Лодка описала большой–круг.
Невод следовал за лодкой, руку дергало — точно нижний край сети цеплялся за дно, а художник чувствовал, как бьется пойманная рыба.
Вытянули невод на берег. Повиснув на жабрах, качались на нем красноперки.
Дно лодки покрылось рыбой. Художник ощущал ее прыжки у своих ног. Второй невод тоже провис под тяжестью богатого улова. Старая лодчонка была полна до краев, но Иван продолжал грести к следующему таляну. Рыба уже переливалась через борт, давно пора было остановиться, повернуть назад, но, побуждаемые какой–то необычайной жадностью, они продолжали плыть сквозь туман.

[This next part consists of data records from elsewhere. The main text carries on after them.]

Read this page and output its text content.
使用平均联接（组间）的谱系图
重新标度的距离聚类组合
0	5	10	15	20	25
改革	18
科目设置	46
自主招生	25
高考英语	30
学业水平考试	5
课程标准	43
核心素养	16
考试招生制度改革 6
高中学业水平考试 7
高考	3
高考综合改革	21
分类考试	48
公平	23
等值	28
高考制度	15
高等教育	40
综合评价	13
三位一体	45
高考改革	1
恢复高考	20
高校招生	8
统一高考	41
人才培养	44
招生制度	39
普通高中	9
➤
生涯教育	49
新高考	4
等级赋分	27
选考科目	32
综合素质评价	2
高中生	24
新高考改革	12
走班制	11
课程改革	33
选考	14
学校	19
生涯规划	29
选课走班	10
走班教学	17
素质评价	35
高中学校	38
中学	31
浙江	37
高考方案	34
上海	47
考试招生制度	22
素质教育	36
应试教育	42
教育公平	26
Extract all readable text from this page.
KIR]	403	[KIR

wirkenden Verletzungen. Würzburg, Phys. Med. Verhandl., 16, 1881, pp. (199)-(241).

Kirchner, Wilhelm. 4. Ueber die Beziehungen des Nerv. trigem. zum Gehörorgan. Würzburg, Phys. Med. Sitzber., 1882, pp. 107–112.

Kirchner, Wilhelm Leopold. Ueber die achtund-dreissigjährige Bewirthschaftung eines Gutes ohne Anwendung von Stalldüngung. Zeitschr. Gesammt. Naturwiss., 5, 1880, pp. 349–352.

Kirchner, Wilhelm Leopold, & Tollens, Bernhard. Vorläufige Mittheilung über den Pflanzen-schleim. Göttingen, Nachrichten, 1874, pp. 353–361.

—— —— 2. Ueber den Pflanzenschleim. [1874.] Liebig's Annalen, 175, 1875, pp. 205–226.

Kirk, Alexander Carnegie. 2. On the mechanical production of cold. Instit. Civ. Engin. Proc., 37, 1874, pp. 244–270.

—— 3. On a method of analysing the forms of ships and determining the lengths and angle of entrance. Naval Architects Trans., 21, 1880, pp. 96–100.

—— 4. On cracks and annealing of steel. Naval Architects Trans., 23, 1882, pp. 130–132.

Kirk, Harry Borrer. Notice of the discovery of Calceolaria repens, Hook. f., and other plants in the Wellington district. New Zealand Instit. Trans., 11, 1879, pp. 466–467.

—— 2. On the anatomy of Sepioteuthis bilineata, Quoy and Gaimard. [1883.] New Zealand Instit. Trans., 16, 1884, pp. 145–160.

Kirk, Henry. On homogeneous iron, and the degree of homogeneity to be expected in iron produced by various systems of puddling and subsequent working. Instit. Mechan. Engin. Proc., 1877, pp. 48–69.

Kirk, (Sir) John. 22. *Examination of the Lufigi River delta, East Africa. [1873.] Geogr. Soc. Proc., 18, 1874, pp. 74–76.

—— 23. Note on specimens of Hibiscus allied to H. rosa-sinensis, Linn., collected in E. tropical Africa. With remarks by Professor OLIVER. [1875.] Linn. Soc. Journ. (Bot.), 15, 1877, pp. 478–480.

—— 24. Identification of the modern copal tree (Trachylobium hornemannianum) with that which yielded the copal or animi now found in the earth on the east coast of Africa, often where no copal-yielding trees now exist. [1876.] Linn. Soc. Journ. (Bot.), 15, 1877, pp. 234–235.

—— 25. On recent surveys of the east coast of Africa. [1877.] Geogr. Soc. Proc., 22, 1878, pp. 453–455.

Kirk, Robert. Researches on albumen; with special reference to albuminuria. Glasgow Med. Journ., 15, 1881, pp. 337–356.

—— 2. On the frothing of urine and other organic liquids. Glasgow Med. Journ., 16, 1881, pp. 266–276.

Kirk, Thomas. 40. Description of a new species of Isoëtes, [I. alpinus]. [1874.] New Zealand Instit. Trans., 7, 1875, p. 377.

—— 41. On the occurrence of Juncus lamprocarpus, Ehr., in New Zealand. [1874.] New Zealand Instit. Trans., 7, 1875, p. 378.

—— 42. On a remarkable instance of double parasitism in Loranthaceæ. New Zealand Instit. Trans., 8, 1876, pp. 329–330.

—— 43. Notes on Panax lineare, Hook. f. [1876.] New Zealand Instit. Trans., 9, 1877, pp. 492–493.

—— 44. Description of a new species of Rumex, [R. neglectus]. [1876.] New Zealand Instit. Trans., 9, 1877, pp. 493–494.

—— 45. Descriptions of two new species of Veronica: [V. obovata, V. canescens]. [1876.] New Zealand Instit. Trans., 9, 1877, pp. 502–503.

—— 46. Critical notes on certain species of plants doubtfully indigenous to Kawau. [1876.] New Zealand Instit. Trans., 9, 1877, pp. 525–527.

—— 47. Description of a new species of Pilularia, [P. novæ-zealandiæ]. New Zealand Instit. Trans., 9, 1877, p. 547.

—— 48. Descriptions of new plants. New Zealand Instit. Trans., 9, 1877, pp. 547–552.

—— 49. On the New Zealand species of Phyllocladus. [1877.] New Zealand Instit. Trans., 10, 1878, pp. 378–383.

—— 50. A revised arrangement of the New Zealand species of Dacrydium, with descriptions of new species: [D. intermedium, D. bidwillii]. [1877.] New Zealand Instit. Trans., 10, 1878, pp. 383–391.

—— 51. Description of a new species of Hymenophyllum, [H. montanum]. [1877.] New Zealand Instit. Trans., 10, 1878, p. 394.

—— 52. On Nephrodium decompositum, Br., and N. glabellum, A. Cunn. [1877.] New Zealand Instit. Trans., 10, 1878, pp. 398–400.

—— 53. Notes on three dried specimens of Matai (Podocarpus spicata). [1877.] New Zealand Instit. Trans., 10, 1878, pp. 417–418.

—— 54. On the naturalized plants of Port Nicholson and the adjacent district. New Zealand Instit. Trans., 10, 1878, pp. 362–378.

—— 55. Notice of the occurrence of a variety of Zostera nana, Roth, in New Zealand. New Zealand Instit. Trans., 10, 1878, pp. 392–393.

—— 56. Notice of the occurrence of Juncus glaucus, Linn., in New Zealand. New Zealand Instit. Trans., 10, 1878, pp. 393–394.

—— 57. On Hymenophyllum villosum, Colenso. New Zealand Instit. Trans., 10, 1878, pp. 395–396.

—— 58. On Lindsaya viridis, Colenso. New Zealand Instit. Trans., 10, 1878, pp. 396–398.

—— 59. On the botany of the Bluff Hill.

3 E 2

В том таляне, к которому они подплыли после долгого пути, была всего одна рыба. Она показалась им непохожей на других — хвост у нее был золотой. Рыба подпрыгнула, секунду парила в воздухе и ушла на дно. Следующий невод был пуст. Он лишь всколыхнул гладкую, безмолвную воду, и в ней замелькали отражения людей, быть может, извлеченные из самых глубин. Волны размывали лица, и художник не мог разглядеть, кто эти люди. Дрожание воды придавало их взглядам трагичность, ирреальность… Художник почувствовал, что в него всматриваются чьи–то давно забытые глаза, и заслонил лицо рукой.
— А вон в тех сетях, вдалеке — только одни отражения, — глухо произнес лодочник.
— Вернемся! — сдавленно крикнул художник, у него перехватило горло. И когда он отвел руку, то увидел, что со всех сторон устремлены на него круглые, налитые туманом глаза дохлых рыб.
— Вернемся! — прохрипел он.
Лодочник обернулся (рыбы, как застывший гипс, плотно обхватили его ноги) и сказал:
— Старый я, дороги назад не помню…
Художник проснулся, посмотрел на окно. Было совсем темно — вероятно, уже полночь, — не видно ни зги, только одна звезда приклеилась к мокрому стеклу. Она мерцала, медленно разгораясь зеленым цветом. На соседней кровати спал Иван, уткнувшись головой в колени (наверно, язва скрутила).
На полу темнело сброшенное одеяло, и плешивое темя старика, заостренное, как макушка речной скалы, мерно двигалось в такт дыханию.
Он где–то прочел, что человек умирает дважды. Первый раз — когда болезнь приковывает его к постели. Глядя изо дня в день в потолок, он забывает о том, что когда–то над его головой было небо с вечерними дивными птицами, которые еще с детства запали в память. Они парят в синеве, и ветер баюкает их, как клочья облаков. Скользят по синему глянцу неба, и, вглядываясь в их движение, думаешь, что птицы вздрагивают от дыхания разомлевшей летней земли… Так мыслилось ему когда–то, когда сумерки следовали за ним по пятам и подошвы отпечатывались в мягкой дорожной пыли, а кругом звучали голоса людей, возвращавшихся домой с виноградников.